As an experimental specification, this work is, by definition, incomplete. Specific areas where additional experience and work are needed include the following:

o At present, only [RFC6836] is defined for implementing a database of EID-to-RLOC mapping information. Additional research on other mapping database systems is strongly encouraged.

o Failure and recovery of LISP site partitioning (see Section 6.4) in the presence of redundant configuration (see Section 8.5) needs further research and experimentation.

o The characteristics of map-cache management under exceptional conditions, such as denial-of-service attacks, are not fully understood. Further experience is needed to determine whether current caching methods are practical or in need of further development. In particular, the performance, scaling, and security characteristics of the map-cache will be discovered as part of this experiment. Performance metrics to be observed are packet reordering associated with the LISP Data-Probe and loss of the first packet in a flow associated with map-caching. The impact of these upon TCP will be observed. See Section 12 for additional thoughts and considerations.

o Preliminary work has been done to ensure that sites employing LISP can interconnect with the rest of the Internet. This work is documented in [RFC6832], but further experimentation and experience are needed.

o At present, no mechanism for automated key management for message authentication is defined. Addressing automated key management is necessary before this specification can be developed into a Standards Track RFC. See Section 12 for further details regarding security considerations.

o In order to maintain security and stability, Internet protocols typically isolate the control and data planes. Therefore, user activity cannot cause control-plane state to be created or destroyed. LISP does not maintain this separation. The degree to which the loss of separation impacts security and stability is a topic for experimental observation.

o LISP allows for the use of different mapping database systems. While only one [RFC6836] is currently well defined, each mapping database will likely have some impact on the security of the EID-to-RLOC mappings. How each mapping database system's security properties impact LISP overall is for further study.

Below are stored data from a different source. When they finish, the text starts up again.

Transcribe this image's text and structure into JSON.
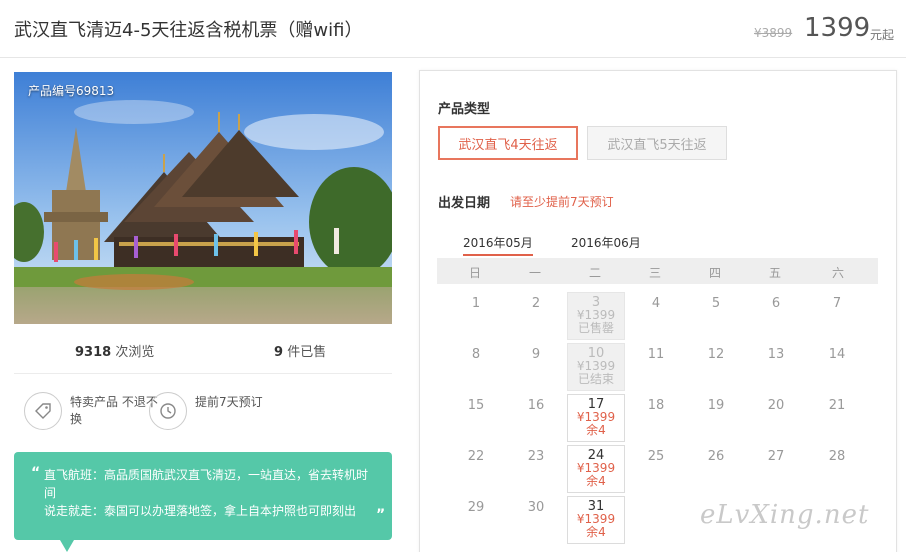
{
  "header": {
    "title": "武汉直飞清迈4-5天往返含税机票（赠wifi）",
    "price_original": "¥3899",
    "price_now": "1399",
    "price_unit": "元起"
  },
  "product": {
    "code_label": "产品编号69813",
    "views_count": "9318",
    "views_label": "次浏览",
    "sold_count": "9",
    "sold_label": "件已售"
  },
  "features": [
    {
      "icon": "tag-icon",
      "text": "特卖产品 不退不换"
    },
    {
      "icon": "clock-icon",
      "text": "提前7天预订"
    }
  ],
  "note": {
    "line1": "直飞航班：高品质国航武汉直飞清迈，一站直达，省去转机时间",
    "line2": "说走就走：泰国可以办理落地签，拿上自本护照也可即刻出"
  },
  "booking": {
    "type_label": "产品类型",
    "types": [
      {
        "label": "武汉直飞4天往返",
        "selected": true
      },
      {
        "label": "武汉直飞5天往返",
        "selected": false
      }
    ],
    "date_label": "出发日期",
    "date_hint": "请至少提前7天预订",
    "months": [
      "2016年05月",
      "2016年06月"
    ],
    "weekdays": [
      "日",
      "一",
      "二",
      "三",
      "四",
      "五",
      "六"
    ],
    "plain_days": [
      "1",
      "2",
      "4",
      "5",
      "6",
      "7",
      "8",
      "9",
      "11",
      "12",
      "13",
      "14",
      "15",
      "16",
      "18",
      "19",
      "20",
      "21",
      "22",
      "23",
      "25",
      "26",
      "27",
      "28",
      "29",
      "30"
    ],
    "special_days": [
      {
        "day": "3",
        "price": "¥1399",
        "status": "已售罄"
      },
      {
        "day": "10",
        "price": "¥1399",
        "status": "已结束"
      },
      {
        "day": "17",
        "price": "¥1399",
        "status": "余4"
      },
      {
        "day": "24",
        "price": "¥1399",
        "status": "余4"
      },
      {
        "day": "31",
        "price": "¥1399",
        "status": "余4"
      }
    ]
  },
  "watermark": "eLvXing.net"
}
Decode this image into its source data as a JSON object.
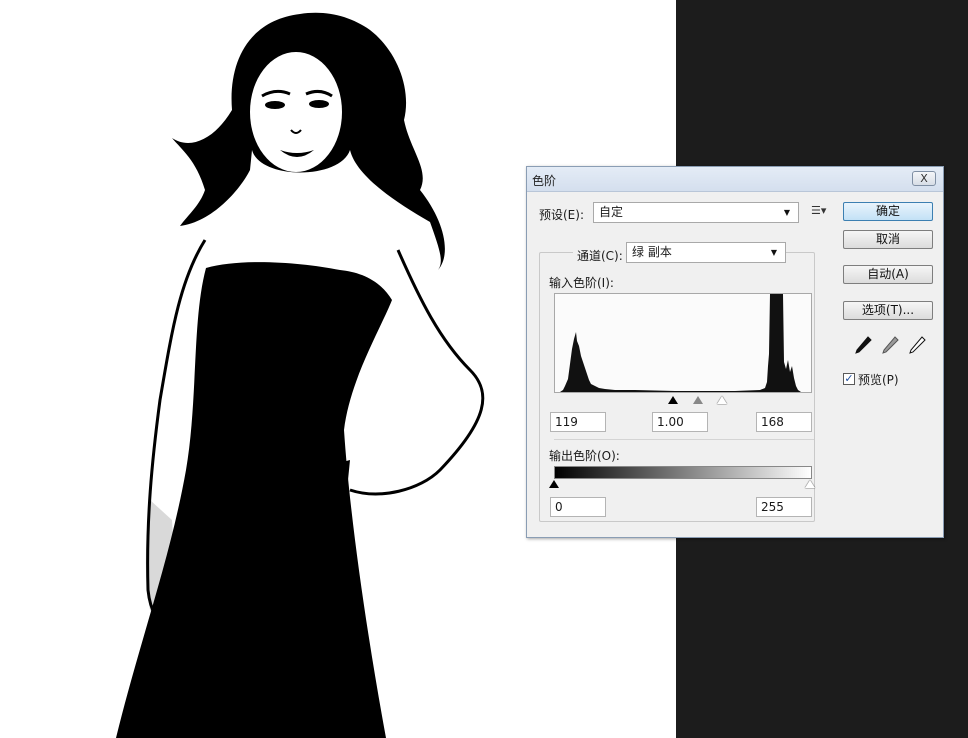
{
  "dialog": {
    "title": "色阶",
    "close_label": "X",
    "preset_label": "预设(E):",
    "preset_value": "自定",
    "preset_menu_icon": "menu-list-icon",
    "channel_label": "通道(C):",
    "channel_value": "绿 副本",
    "input_levels_label": "输入色阶(I):",
    "input_black": "119",
    "input_gamma": "1.00",
    "input_white": "168",
    "output_levels_label": "输出色阶(O):",
    "output_black": "0",
    "output_white": "255",
    "buttons": {
      "ok": "确定",
      "cancel": "取消",
      "auto": "自动(A)",
      "options": "选项(T)..."
    },
    "eyedroppers": [
      "black-eyedropper-icon",
      "gray-eyedropper-icon",
      "white-eyedropper-icon"
    ],
    "preview_label": "预览(P)",
    "preview_checked": true,
    "accent_color": "#3c7fb1"
  },
  "workspace": {
    "canvas_color": "#ffffff",
    "panel_color": "#1c1c1c",
    "image_subject": "black-and-white-woman-photo"
  }
}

o An examination of the implications of LISP on Internet traffic, applications, routers, and security is needed. This will help implementors understand the consequences for network stability, routing protocol function, routing scalability, migration and backward compatibility, and implementation scalability (as influenced by additional protocol components; additional state; and additional processing for encapsulation, decapsulation, and liveness).

o Experiments need to verify that LISP produces no significant change in the behavior of protocols run between end-systems over a LISP infrastructure versus being run directly between those same end-systems.

o Experiments need to verify that the issues raised in the Critique section of [RFC6115] are either insignificant or have been addressed by updates to LISP.

Other LISP documents may also include open issues and areas for future work.